Я думаю, это должно было означать: «Эй, бык!» Они кричали это слово, подражая мычанию этого животного, стараясь делать как можно длиннее средний гласный звук, который у них звучал, как нечто промежуточное между «у» и «ы», и как они, вероятно, думали, напоминал крик пастухов. Один из моряков, судя по всему уже лежавший на своем матраце, выкрикивал это слово басом, после чего все остальные покатывались со смеху. Иногда казалось, что они, наконец, угомонились, и я мало-помалу погружался в дрему, но тут где-нибудь в дальнем углу соседней комнаты новый голос неожиданно снова выкрикивал:
– Эй, буык!
Некоторые из нас пробовали кричать им через стенку, даже грозить, на что моряки отвечали новыми взрывами воплей. Мне хотелось, чтобы кто-нибудь из наших, кто похрабрее, пошел и вздул бы их как следует, но самые воинственные наши ребята – Черетти и его компания – преспокойно спали, как будто вокруг царила абсолютная тишина, а нас, тех, кто не мог уснуть, было немного, и мы не отличались решительностью. Бьянконе тоже был в числе спавших.
Одолеваемый мыслями о своих мародерствующих товарищах и яростью против воплей за стеной, я крутился с боку на бок под колючим солдатским одеялом. В эти минуты многие мои мысли начинали приобретать едкий оттенок аристократизма, с этих же аристократических позиций я оценивал и осуждал фашизм.

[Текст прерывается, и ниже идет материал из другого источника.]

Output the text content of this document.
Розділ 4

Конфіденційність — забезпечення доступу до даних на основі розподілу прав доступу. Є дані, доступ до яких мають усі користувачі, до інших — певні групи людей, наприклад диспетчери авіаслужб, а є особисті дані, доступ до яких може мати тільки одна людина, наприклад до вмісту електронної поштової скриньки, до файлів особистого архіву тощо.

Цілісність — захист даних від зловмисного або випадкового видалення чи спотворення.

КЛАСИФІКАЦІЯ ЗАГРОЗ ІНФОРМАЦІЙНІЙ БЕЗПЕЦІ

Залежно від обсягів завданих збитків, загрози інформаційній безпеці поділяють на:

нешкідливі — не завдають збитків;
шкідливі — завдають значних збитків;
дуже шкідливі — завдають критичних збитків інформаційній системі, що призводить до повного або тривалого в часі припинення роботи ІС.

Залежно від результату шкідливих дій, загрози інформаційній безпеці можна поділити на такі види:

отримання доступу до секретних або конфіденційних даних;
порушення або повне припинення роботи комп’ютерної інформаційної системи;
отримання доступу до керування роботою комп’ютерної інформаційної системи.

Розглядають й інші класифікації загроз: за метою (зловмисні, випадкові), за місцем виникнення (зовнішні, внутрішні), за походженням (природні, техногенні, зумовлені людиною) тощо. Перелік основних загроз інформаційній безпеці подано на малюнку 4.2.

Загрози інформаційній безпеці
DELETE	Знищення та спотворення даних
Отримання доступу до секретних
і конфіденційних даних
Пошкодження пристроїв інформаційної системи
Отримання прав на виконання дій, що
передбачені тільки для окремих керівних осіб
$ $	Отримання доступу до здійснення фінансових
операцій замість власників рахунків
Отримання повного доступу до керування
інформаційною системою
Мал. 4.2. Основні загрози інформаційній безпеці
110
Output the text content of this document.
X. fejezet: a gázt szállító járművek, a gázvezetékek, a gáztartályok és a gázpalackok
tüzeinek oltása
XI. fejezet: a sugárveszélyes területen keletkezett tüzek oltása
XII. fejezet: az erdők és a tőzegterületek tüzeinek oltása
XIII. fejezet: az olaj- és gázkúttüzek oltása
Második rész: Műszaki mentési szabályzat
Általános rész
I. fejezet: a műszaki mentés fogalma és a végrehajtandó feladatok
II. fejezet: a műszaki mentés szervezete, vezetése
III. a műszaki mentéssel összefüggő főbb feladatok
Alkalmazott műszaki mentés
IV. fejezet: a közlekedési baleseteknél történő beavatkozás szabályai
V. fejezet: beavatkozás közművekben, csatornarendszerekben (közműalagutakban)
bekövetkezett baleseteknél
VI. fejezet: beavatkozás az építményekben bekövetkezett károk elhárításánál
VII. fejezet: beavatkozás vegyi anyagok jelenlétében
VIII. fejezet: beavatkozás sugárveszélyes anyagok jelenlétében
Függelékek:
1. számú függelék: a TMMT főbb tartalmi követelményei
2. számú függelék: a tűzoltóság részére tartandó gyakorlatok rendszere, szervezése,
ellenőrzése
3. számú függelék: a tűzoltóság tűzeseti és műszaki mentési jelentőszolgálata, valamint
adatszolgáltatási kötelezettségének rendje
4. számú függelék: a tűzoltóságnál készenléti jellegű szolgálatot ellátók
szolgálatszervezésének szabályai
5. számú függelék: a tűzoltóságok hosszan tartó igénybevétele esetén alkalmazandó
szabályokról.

В ту ночь фашизм, война и грубость моих соседей по комнате сливались для меня воедино, вызывали одинаковое омерзение, и в то же время я чувствовал, что должен подчиниться всему этому, что выхода у меня нет.
На следующее утро, стоя вместе со всеми в строю (центурион Бидзантини проверял наши карабины), я с тем же самым чувством смотрел на этих допризывников, проходивших колонной по саду, долговязых, худых, шагавших вразвалку и не обращавших внимания на команды.